Using tile as a baseboard, rather than wood trim, not only is a fresh and different look, but it provides more protection for the wall. The classic application of tile baseboard is on tiled floors in bathrooms, providing a solid "bowl'' of moisture-proof protection throughout the room. Using tile baseboard in a living room or study with a wood floor is a more unusual (and interesting) application. You can get long, narrow tiles that are designed as baseboards, but any tile with a beveled or bullnosed edge will work.
Things You'll Need
- Tape measure
- Chalk snapline
- Wide painter's tape
- Thinset mortar
- Notched trowel
- Baseboard tile
- 1/4-inch plastic tile spacers
- Tile cutter
- Premixed grout
- Rubber grout float
- Caulk, of a similar color to the grout
Finish your floor first. Measure the height of your tile. Add 1/4 inch to that measurement. Mark the wall every three feet along the bottom at that adjusted measurement (i.e., if the tiles are 4 inches high, put your marks along the wall at 4 1/4 inches from the floor.)
With a helper, stretch your chalk snapline tightly across at the wall at the level of the marks. Make sure the string isn't below any of the marks along the wall. If it is (which means the floor is high in that spot), then raise the line as needed. Snap the line.
Run a piece of wide painter's tape just above the snapped line.
If the floor is covered with tile of the same width as the baseboard tile--meaning you're going to line up the grout lines--then use your level to draw a straight vertical line on the wall that meets any one of the grout lines on the floor.
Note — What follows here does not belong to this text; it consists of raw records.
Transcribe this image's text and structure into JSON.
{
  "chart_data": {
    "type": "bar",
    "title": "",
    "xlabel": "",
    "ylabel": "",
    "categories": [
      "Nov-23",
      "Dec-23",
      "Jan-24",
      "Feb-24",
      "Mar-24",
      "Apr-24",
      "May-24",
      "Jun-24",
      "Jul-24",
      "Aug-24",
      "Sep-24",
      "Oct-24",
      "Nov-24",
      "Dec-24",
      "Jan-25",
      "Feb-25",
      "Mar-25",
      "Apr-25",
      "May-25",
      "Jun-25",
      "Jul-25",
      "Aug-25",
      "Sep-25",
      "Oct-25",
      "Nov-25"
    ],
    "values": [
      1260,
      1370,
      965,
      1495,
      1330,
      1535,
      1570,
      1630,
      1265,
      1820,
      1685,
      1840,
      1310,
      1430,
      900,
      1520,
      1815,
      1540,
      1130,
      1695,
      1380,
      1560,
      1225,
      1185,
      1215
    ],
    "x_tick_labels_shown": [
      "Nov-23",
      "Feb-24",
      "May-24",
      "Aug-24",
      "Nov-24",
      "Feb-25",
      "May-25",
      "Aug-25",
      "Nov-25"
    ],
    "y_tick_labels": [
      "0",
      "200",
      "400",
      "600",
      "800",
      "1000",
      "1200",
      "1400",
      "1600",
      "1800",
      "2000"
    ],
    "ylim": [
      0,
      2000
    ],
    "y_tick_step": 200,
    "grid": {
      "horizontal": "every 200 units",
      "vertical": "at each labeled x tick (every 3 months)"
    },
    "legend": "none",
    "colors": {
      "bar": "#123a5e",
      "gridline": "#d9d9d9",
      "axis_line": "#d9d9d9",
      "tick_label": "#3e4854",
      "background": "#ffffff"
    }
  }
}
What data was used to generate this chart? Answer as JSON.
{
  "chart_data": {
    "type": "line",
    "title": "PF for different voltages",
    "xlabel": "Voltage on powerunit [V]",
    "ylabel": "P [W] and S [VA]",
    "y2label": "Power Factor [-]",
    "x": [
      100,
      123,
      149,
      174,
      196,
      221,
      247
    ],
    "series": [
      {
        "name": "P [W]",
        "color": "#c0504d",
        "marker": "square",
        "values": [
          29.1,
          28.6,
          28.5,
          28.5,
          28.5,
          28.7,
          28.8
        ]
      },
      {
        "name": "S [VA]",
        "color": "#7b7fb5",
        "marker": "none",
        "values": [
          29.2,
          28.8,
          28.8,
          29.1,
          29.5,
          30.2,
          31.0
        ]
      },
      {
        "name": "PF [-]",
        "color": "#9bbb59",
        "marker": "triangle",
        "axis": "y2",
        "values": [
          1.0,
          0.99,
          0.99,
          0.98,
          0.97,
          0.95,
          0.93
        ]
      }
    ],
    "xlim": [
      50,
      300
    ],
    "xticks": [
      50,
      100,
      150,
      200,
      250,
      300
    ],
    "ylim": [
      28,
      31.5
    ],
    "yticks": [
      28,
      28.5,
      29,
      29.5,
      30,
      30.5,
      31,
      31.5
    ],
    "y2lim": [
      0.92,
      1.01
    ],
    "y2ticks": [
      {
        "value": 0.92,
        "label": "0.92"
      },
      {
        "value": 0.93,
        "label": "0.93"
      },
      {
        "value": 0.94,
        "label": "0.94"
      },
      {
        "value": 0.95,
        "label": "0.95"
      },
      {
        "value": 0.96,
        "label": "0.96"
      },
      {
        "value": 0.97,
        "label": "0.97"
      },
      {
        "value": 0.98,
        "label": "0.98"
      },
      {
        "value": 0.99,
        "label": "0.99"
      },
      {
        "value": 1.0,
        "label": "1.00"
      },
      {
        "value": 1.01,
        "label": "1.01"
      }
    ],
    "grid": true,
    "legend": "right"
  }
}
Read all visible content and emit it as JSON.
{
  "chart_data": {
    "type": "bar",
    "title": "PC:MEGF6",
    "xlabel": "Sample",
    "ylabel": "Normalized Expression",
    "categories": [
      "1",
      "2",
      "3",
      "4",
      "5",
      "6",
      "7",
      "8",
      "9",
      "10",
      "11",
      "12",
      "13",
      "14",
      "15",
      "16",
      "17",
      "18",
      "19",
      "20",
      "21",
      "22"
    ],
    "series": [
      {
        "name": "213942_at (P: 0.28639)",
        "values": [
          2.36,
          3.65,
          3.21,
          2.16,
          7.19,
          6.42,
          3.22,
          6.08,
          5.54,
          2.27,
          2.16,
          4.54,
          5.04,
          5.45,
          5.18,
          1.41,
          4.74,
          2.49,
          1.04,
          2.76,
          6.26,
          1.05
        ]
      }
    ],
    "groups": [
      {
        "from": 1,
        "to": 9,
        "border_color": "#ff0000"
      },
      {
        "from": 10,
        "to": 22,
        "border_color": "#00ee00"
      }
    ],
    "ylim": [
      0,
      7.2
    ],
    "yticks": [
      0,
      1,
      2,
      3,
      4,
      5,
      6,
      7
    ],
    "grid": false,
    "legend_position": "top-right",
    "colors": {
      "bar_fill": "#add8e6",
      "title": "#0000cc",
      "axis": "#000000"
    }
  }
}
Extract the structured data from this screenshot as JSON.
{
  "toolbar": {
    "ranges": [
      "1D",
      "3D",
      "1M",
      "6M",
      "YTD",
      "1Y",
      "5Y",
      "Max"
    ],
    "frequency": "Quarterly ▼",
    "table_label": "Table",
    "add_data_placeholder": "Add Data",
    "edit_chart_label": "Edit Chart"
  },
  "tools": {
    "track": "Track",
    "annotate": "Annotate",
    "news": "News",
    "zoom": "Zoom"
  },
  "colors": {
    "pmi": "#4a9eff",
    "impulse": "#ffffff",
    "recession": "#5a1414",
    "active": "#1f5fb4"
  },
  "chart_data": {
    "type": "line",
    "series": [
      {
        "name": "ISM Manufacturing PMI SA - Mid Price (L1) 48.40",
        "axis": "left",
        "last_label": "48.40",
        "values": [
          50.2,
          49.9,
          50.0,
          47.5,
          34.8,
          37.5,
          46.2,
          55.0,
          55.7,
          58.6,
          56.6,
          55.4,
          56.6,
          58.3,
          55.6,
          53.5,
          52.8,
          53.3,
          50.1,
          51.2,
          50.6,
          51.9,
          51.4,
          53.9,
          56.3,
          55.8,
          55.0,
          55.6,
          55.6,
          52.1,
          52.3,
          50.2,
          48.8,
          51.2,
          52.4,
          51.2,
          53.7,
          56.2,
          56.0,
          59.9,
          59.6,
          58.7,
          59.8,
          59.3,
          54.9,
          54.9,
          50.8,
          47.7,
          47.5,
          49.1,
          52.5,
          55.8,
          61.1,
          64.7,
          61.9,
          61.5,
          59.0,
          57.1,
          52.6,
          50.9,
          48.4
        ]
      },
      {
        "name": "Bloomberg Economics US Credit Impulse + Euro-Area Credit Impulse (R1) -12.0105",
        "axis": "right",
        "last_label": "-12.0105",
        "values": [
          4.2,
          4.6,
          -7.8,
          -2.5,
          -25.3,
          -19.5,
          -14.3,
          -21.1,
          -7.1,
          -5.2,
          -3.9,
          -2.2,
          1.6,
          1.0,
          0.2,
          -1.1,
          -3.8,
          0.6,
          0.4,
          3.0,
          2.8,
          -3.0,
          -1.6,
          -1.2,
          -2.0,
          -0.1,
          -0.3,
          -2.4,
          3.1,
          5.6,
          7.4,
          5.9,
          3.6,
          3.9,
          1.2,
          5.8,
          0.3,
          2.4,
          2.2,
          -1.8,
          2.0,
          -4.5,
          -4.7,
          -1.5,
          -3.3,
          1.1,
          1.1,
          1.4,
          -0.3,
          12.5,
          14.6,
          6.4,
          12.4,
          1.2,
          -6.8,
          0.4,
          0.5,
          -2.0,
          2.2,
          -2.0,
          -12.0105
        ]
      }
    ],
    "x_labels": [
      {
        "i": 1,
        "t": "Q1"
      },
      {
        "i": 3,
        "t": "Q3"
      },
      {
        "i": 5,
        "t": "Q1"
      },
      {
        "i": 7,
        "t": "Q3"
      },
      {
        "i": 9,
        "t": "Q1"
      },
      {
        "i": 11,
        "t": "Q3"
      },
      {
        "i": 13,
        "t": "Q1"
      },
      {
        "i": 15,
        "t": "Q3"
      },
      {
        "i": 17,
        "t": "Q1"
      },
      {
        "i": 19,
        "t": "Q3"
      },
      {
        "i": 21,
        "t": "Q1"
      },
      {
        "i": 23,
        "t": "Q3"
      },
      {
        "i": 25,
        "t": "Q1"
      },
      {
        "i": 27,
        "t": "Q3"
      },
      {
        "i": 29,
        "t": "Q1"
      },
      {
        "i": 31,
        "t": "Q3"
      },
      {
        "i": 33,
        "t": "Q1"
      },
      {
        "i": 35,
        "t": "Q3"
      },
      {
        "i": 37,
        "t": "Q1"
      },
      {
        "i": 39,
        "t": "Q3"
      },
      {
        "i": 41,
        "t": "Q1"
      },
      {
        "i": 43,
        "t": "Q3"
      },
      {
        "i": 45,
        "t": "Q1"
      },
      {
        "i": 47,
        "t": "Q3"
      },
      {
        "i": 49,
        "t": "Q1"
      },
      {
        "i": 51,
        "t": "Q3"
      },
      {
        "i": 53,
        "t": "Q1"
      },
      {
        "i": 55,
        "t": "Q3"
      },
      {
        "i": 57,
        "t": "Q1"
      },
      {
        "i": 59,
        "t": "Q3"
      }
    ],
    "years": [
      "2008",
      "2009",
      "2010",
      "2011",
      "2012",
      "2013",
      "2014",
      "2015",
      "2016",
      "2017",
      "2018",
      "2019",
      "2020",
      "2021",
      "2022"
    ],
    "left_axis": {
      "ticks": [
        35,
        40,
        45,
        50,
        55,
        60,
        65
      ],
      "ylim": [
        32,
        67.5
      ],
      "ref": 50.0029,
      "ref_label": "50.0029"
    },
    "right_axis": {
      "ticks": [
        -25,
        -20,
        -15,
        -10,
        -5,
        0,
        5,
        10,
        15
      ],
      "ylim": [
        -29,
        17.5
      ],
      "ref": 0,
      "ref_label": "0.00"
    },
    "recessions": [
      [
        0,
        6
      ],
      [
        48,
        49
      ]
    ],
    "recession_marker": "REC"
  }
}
If the floor is of a different configuration, then measure the length of the wall and put your vertical line at the very center of the wall length. In either case, keep the line below the painter's tape.
Starting on either side of the vertical line, spread thinset mortar on the wall with your notched trowel, coating the wall between the floor and the painter's tape. Let the mortar go just over the bottom edge of the tape, but not above it. Press your first tile into place, putting two plastic spacers between the bottom edge and the floor. Make sure the rounded finish edge is facing up and lining up with the bottom of the tape.
Continue tiling across the wall, putting plastic spacers on the bottoms and sides of the tiles. Cut the end pieces as needed on your tile cutter. Pull out the plastic spacers and peel off the painter's tape, taking the excess mortar with it. Let the tiles set overnight.
Lay a clean strip of painter's tape along the top edge of the tiles. Use your grout float to press your premixed grout onto the tiles, pressing it into the lines and squeezing it off the tile face. Grout to the tops of the tiles, letting the tape shield the wall from the excess (don't let any grout get beyond the tape and onto the wall.) Don't grout the corner between the bottom of the tile and the floor, but leave it open. Wipe down the tiles with a damp sponge to take up the excess grout. Remove the tape and let the tiles set for a day.
Run a line of caulk along the bottom of the tiles, filling the space where the wall tiles meet the floor. Make sure the line is straight and clean.
Tips & Warnings
- Wear eye protection when using your tile cutter.